The Bottom Line on Climate Change: Transitioning to Renewable Energy World's leading climate economists look to the future of energy
Willi Semmler, Professor of Economics, The New School for Social Research, speaks at The New School's Schwartz Center for Economic Policy Analysis (SCEPA) during The Bottom Line on Climate Change: Transitioning to Renewable Energy, a two-day conference featuring expert analysis of how the transition to renewable energy will affect the fragile U.S. and global economies. The conference is a continuation of SCEPA's 2010 conference The Economics of Climate Change.
"Fukushima has heated up the debate on the transition to renewable energy and its economic impact," said Semmler. "Is green energy the answer to global warming, energy independence, and the prevention of Fukushima-like disasters? If so, will the switch kill jobs and raise taxes - or will renewable energy create a green recovery? We're looking to some of the world's leading climate economists to explore these questions."

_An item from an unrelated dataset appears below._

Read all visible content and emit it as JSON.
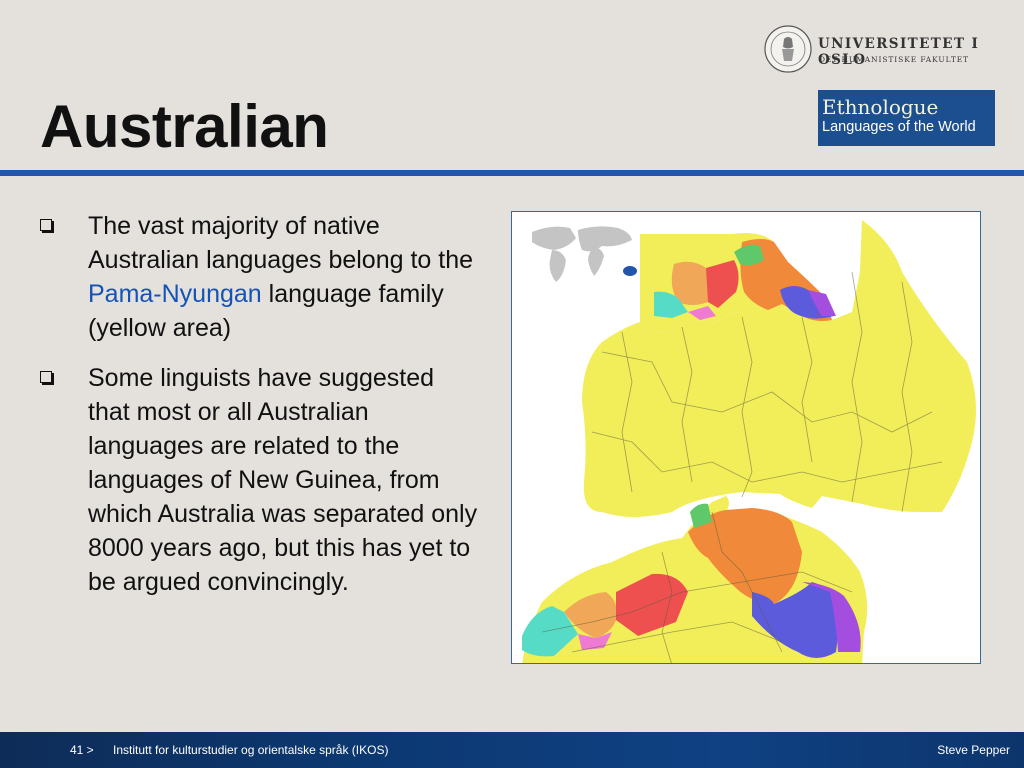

The Bottom Line on Climate Change brings together U.S. & E.U. government officials, geoscientists, policy analysts, politicians, business leaders and academics in New York to discuss how transitioning to renewable energy will affect the fragile U.S. and global economies. This year, panels focused on the future of nuclear power, the reality behind green jobs, the practicality of new technologies, and the tensions between developed and developing countries. Panels also included an Update on Trends in Global Warming Research, Climate Policies, Greeen Energy and Employment, How Fast is the Transition to Green Energy, and Nuclear Energy After Fukushima.
Participants include Ottmar Edenhofer of the Intergovernmental Panel on Climate Change (IPCC), James Hansen from the NASA Goddard Institute for Space Studies, Peter Schlosser from the Earth Institute at Columbia, Dr. Runge-Metzger from the European Commission, and a member of the German parliament.